The removal came several days later. "Some people have put down votive candles, and then there’s random bits of poetry, and then there’s even been a little bit of aftermath graffiti," Gerschler says. "Somebody stenciled the wall the next day: 'no art.' I really got a kick out of that, and then the city came out and with a single swipe of the paint roller, they took that out."
Patterson had to pay Encinitas $2,125 to cover the cost of the art conservancy firm, roughly $3,800 to hire a contractor to remove the mosaic, and a $500 "administrative fee." Even so, he says he and the city are now on good terms. He got to keep his mosaic, and the city council has not ruled out the possibility that the Madonna will surf in Encinitas once again: "The City," according to a statement, "… acknowledges the artist’s preference to re-locate the 'Save the Ocean' mosaic to a new location within Encinitas."
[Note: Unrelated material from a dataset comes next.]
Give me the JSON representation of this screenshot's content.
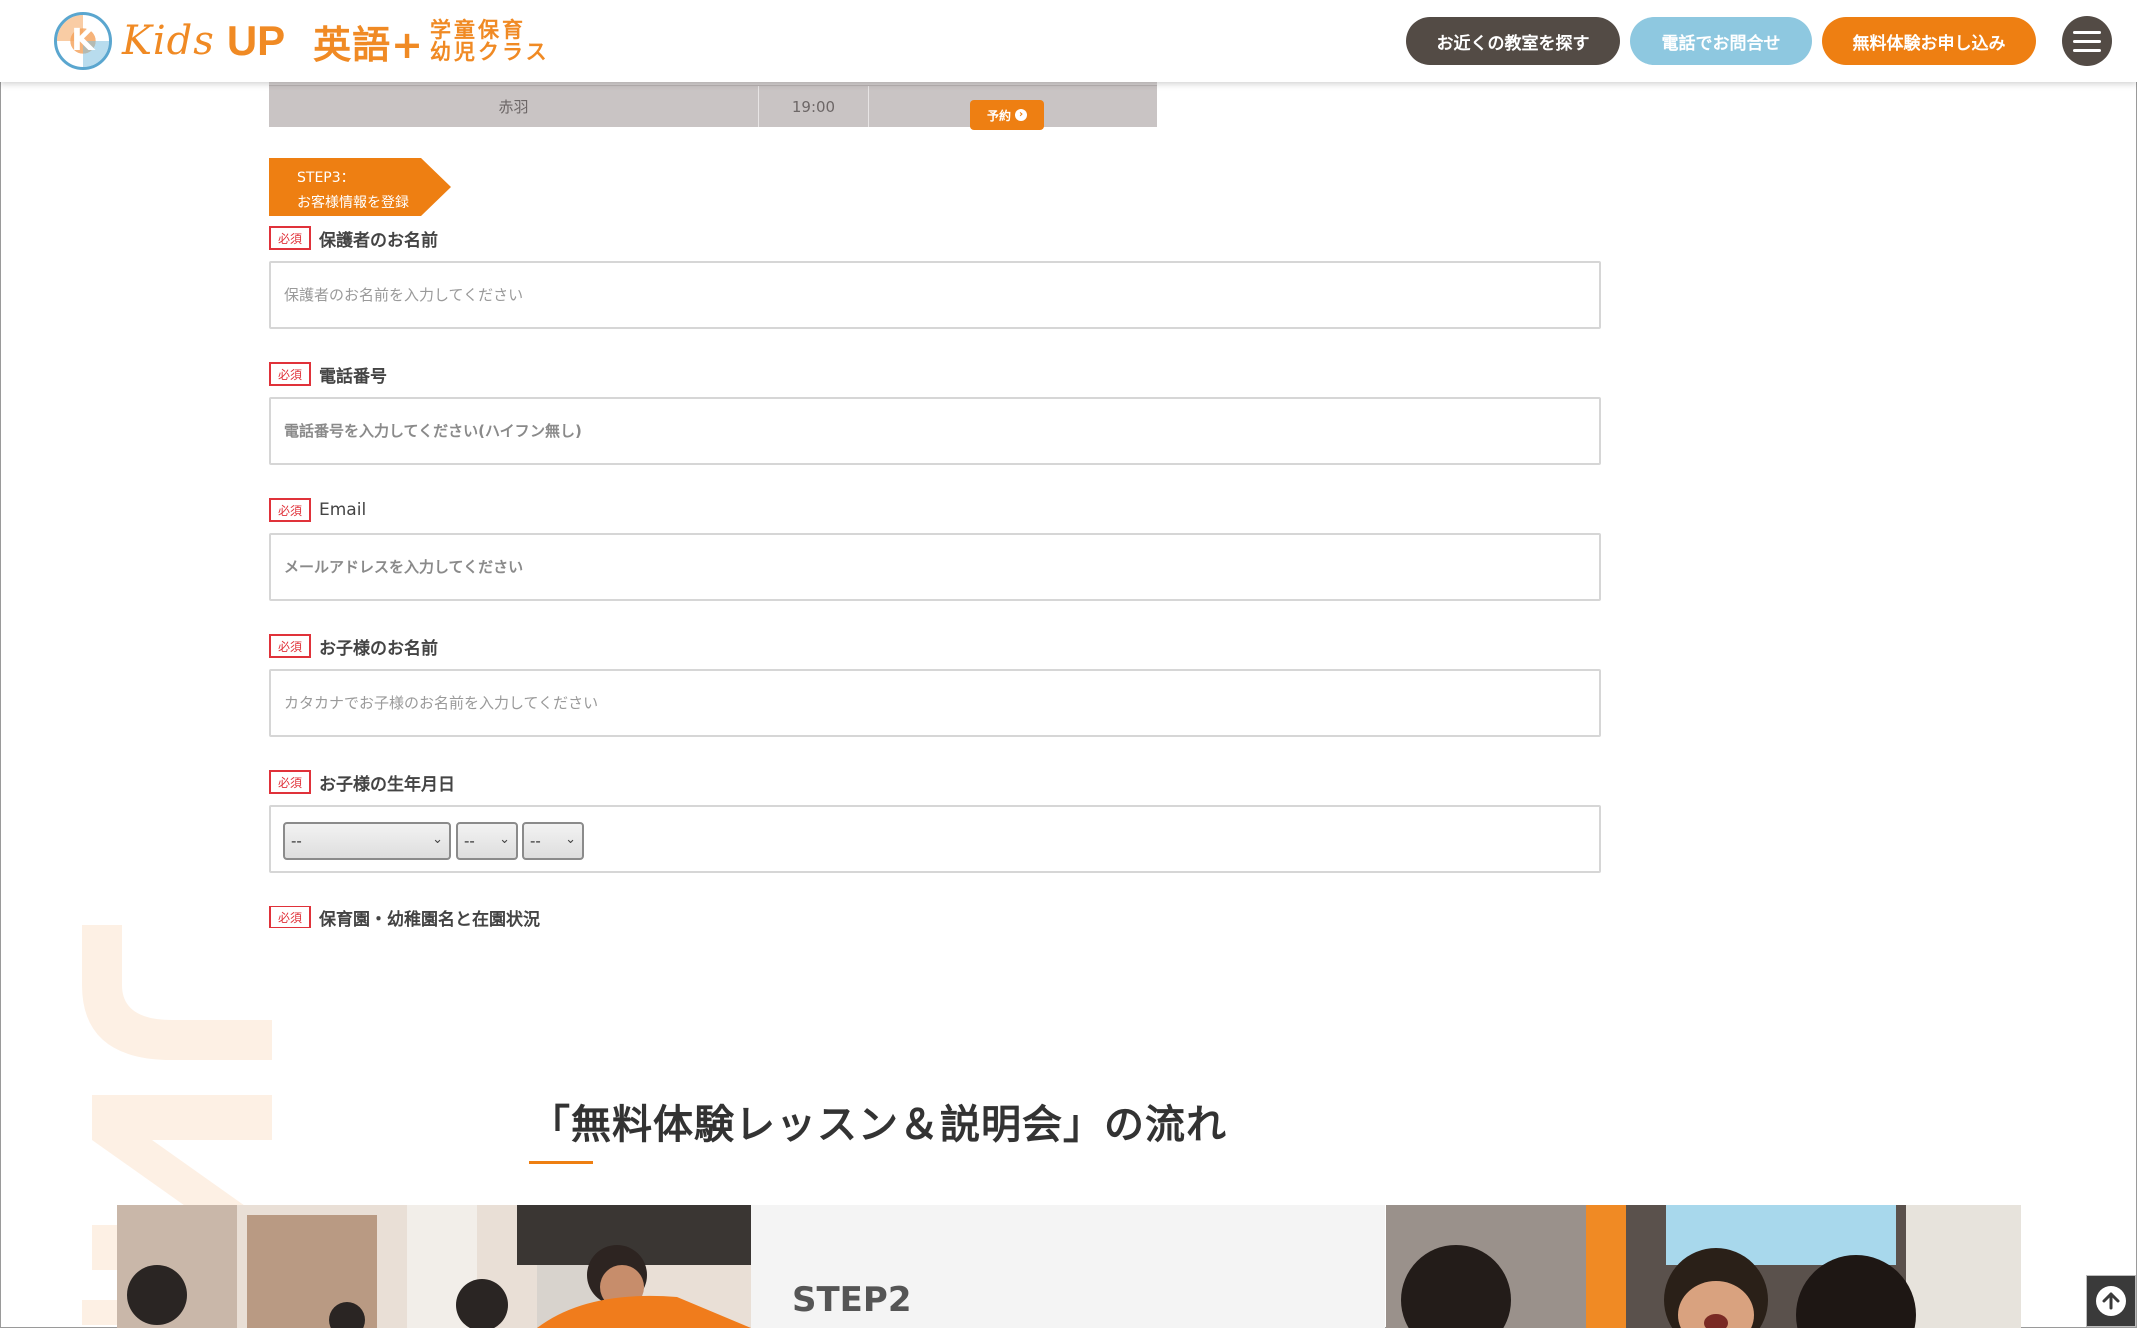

After weeks of inactivity, things are moving forward. The Encinitas Arts Commission has begun weighing Patterson’s proposal to reinstall the mosaic on a prominent parcel of land near the entrance to Moonlight State Beach. "It’s going to be a stretch, but I certainly hope we’re successful," says Jim Gilliam, arts administrator of the city of Encinitas. Patterson, too, is hopeful, if more than a little surprised.
"My intention was that the art would just blend into the environment," he says. "One of the people in the city government said to me, 'You’ve managed to wake up the people who never act or never speak or possibly never even vote.' And I thought, 'What an interesting concept'—that a piece of art under a train bridge could create that kind of awakening."